経済政策的な観点からは、税制調査会の会長に増税派と目されている一橋大学名誉教授の石会長を再任せず、事実上更迭して、経済財政諮問会議の民間議員だった大阪大学の本間教授を税調会長に任命したことぐらいです。民間議員を一新した経済財政諮問会議では、地方分権改革なんかを取り上げているようですが、三位一体改革なんかと同じで、余り一般受けしないような気がします。少なくとも、エコノミストが活躍すべき分野からはほど遠いような気がします。

このように、今のところ、目につくような経済政策に関する議論は見受けないような感じがするんですが、見落としがちなのは金融政策の動向です。世界の常識、日本の非常識なんですが、世界の主要先進国でのマクロ経済政策の主たる手段は金融政策です。日本みたいな経済大国なのに、独立した中央銀行が政府の政策目標と異なる目標を掲げて暴走し始めれば、政府と日銀がまったく政策目標を共有していない現状で、経済成長を掲げる安倍内閣としてはとっても困ったことになるだけでなく、アジアや世界にも迷惑な話でしょう。
また、マスコミなんかに日銀の独立性を過度に擁護する傾向も大いにあったりします。私が何度も繰返し主張しているように、国民生活に密接な関係を有する物価安定を司る日銀に対して、憲法に定める代議制民主主義下での国民の代表たる国会議員が意見を述べれば、とっても不思議なんですが、マスコミが大きく取り上げて問題視するのが現状です。私のような論法で、国民生活に大きな影響を有する物価安定なんですから、国民の代表たる国会議員の声、国民の声を日銀は聞くべきであるとするマスコミ論調は、いまだかつて見たことがありません。今まで報道された程度の根拠で、このような傾向の報道をすることは不見識だと私は考えています。
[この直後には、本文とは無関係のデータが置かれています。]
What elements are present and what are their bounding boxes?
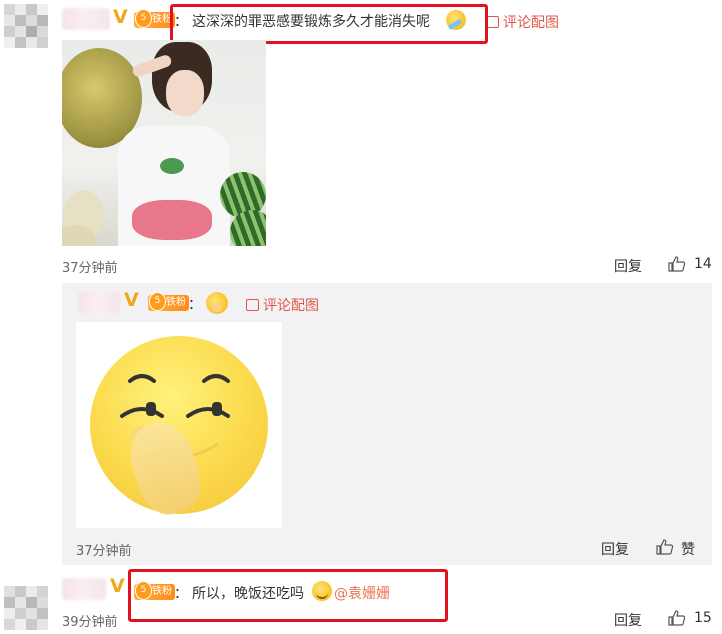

最終的には、国民の代表たる国会を基礎にして議院内閣制の成立している日本なんですから、内閣と日銀で物価安定目標に関するアコードを結んで政策目標を同じくした上で、政策手段の独立性を日銀に保障するインフレーション・ターゲティングを導入するのが、正しい道なんでしょうが、取りあえず、年内や年度内の再利上げを食い止めるために、政府としてどのようなバーゲニングパワーを発揮すべきなのか。今後の経済政策運営の要諦だと私は考えています。